Jeune homme toujours en fleurs lors de la sortie de ses deux premiers albums en 2010 et 2011, Dylan Baldi n'avait pour unique ambition en ce temps que de calquer très proprement le punk acnéique typique des côtes californiennes. Que voulez-vous, on n'est pas sérieux quand on a dix-sept ans. Mais Dylan vieillit et son punk qui jadis avait du plomb dans l'aile, en a pris dans la cervelle sur ce troisième album.
Dylan Baldi est l'individu post-moderne – à la personnalité fragmentée – dans toute sa splendeur. En apparence geek WASP à la dégaine d'informaticien, Dylan a un terrible secret: il pratique le punk à temps plein. Toutefois si on parle de punk ici, il est toujours bon de nuancer.
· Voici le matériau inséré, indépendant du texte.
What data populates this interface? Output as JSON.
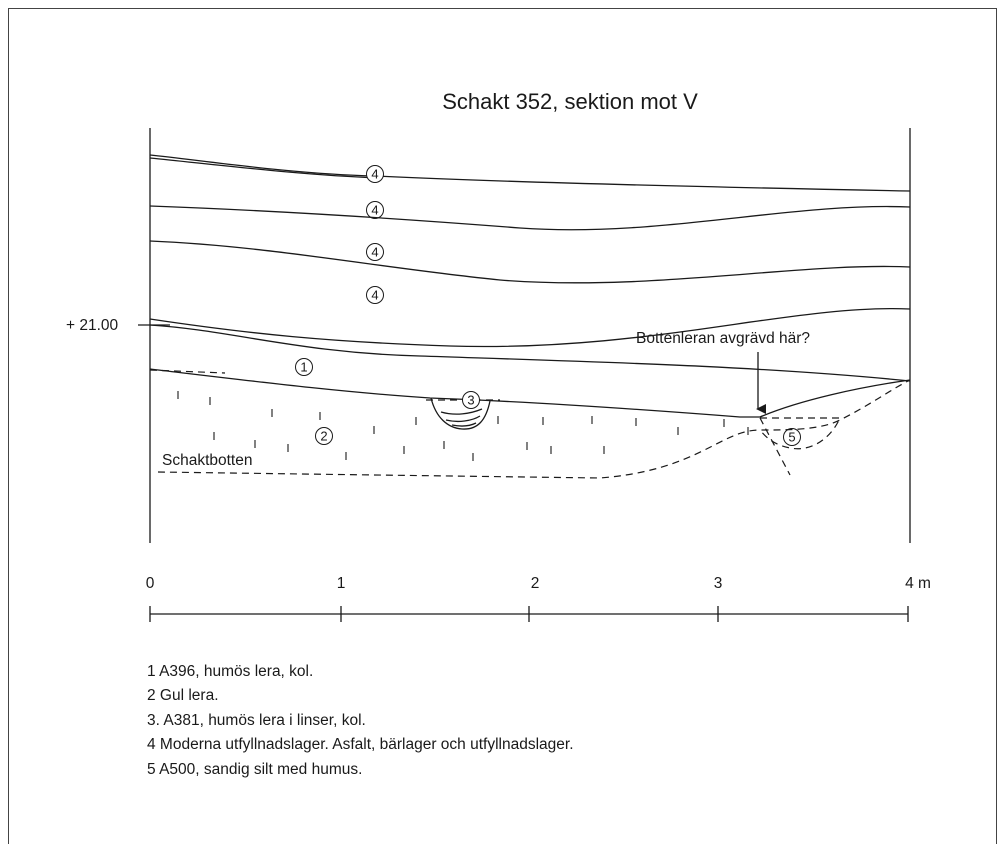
{
  "title": "Schakt 352, sektion mot V",
  "elevation_label": "+ 21.00",
  "annotation": "Bottenleran avgrävd här?",
  "bottom_label": "Schaktbotten",
  "layer_markers": [
    "4",
    "4",
    "4",
    "4",
    "1",
    "3",
    "2",
    "5"
  ],
  "scale": {
    "ticks": [
      "0",
      "1",
      "2",
      "3"
    ],
    "end_label": "4 m"
  },
  "legend": [
    "1  A396, humös lera, kol.",
    "2  Gul lera.",
    "3. A381, humös lera i linser, kol.",
    "4  Moderna utfyllnadslager. Asfalt, bärlager och utfyllnadslager.",
    "5  A500, sandig silt med humus."
  ]
}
Loin du rock de combat des Crass et des Clash ou de la version décérébrée des Spits et Ramones, Cloud Nothings c'est le mélo à états d'âme des Buzzcocks ou encore la Californie de Bad Religion.
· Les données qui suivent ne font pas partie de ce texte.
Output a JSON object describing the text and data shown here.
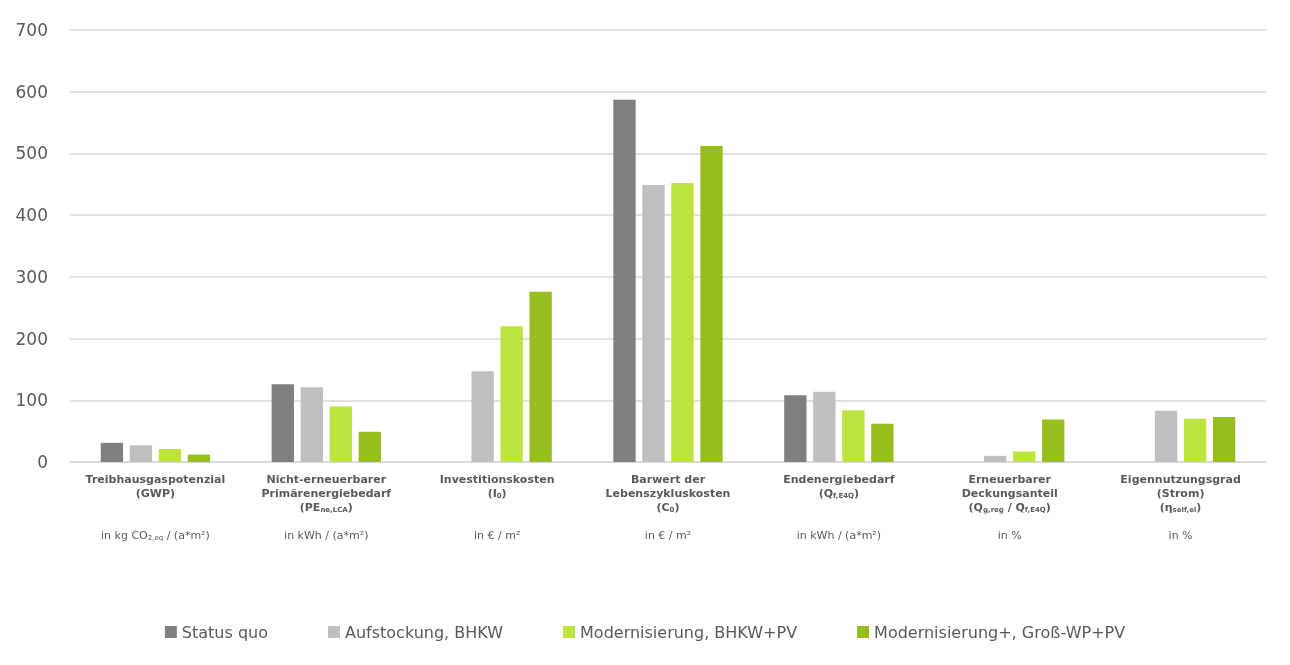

Oui, des souvenirs adolescents que la plupart d'entre nous ont rangé dans un tiroir à part nommé corbeille mais que Baldy honore avec une certaine élégance. Ça ressemble à un oxymore mais Cloud Nothings c'est du punk sophistiqué. Voire du punk à songwritting. Si près et pourtant si loin de l'album précédent, Cloud Nothings s'est fixé pour ambition d'élaborer des titres d'une rare complexité au sein d'une discipline où la désinvolture est pourtant reine.
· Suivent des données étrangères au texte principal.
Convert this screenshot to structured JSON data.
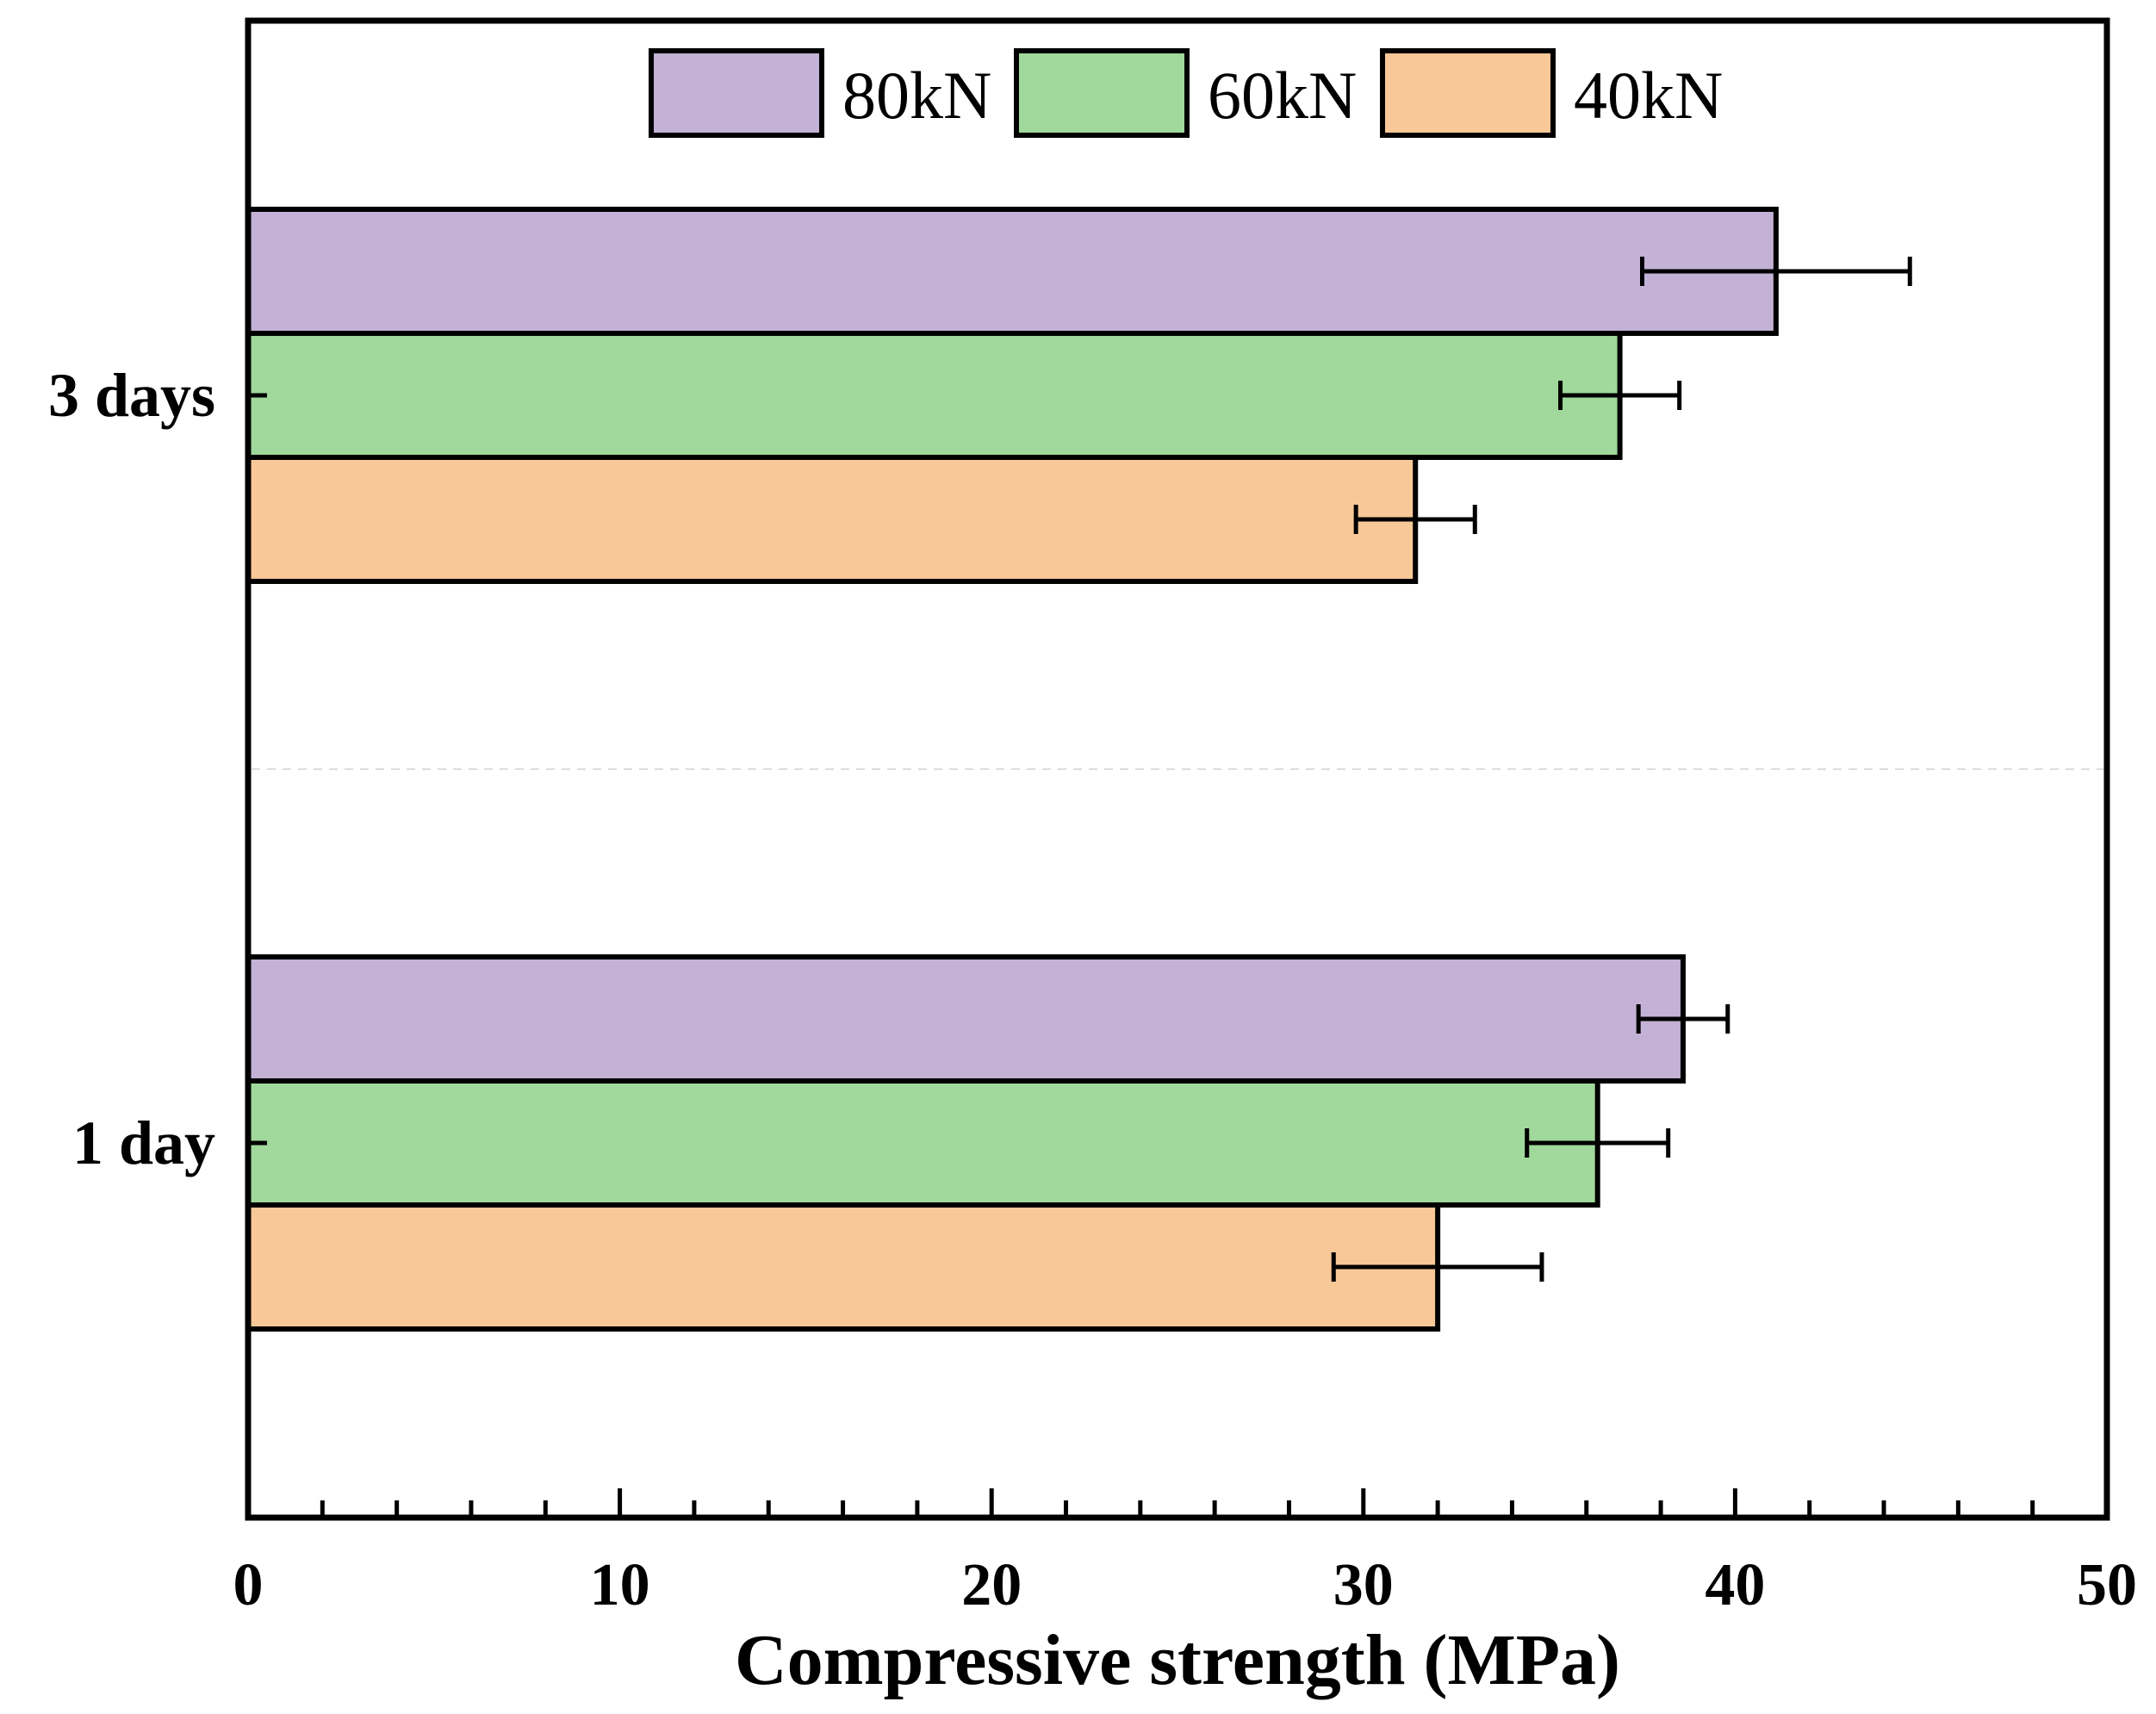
{
  "chart_data": {
    "type": "bar",
    "orientation": "horizontal",
    "title": "",
    "xlabel": "Compressive strength (MPa)",
    "ylabel": "",
    "xlim": [
      0,
      50
    ],
    "xticks": [
      0,
      10,
      20,
      30,
      40,
      50
    ],
    "categories": [
      "3 days",
      "1 day"
    ],
    "series": [
      {
        "name": "80kN",
        "color": "#c3b1d6",
        "values": [
          41.1,
          38.6
        ],
        "errors": [
          3.6,
          1.2
        ]
      },
      {
        "name": "60kN",
        "color": "#a0d99b",
        "values": [
          36.9,
          36.3
        ],
        "errors": [
          1.6,
          1.9
        ]
      },
      {
        "name": "40kN",
        "color": "#f9c898",
        "values": [
          31.4,
          32.0
        ],
        "errors": [
          1.6,
          2.8
        ]
      }
    ],
    "grid": false,
    "legend_position": "top"
  }
}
C'est ça Attack On Memory, une croisade iconoclaste afin d'élever ses amours de prime jeunesse. Le choix de Steve Albini à la production en est un symbole clair. Producteur pour Nirvana ou les Pixies (pour ne citer qu'eux), même si la légende veut qu'il joua au Scrabble pendant toute la production de Attack On Memory (histoire vraie et gage de qualité du produit brut) Cloud Nothings avait besoin d'être vu par l'œil témoin de cette époque et retouché de la main qui a façonné ses influences. Et quoi qu'il en soit, la production fantôme est une habitude chez Albini: on la sent sans jamais vraiment l'apercevoir.
Toujours viscéral, urgent et opiniâtre, via Attack On Memory, Cloud Nothings a dépassé le stade du nostalgisme ou de revival pour élaborer une pièce-montée truffée au fiel. La bande à Baldy n'a pas lâché le bracelet à clous, il l'élève au rang de bijou.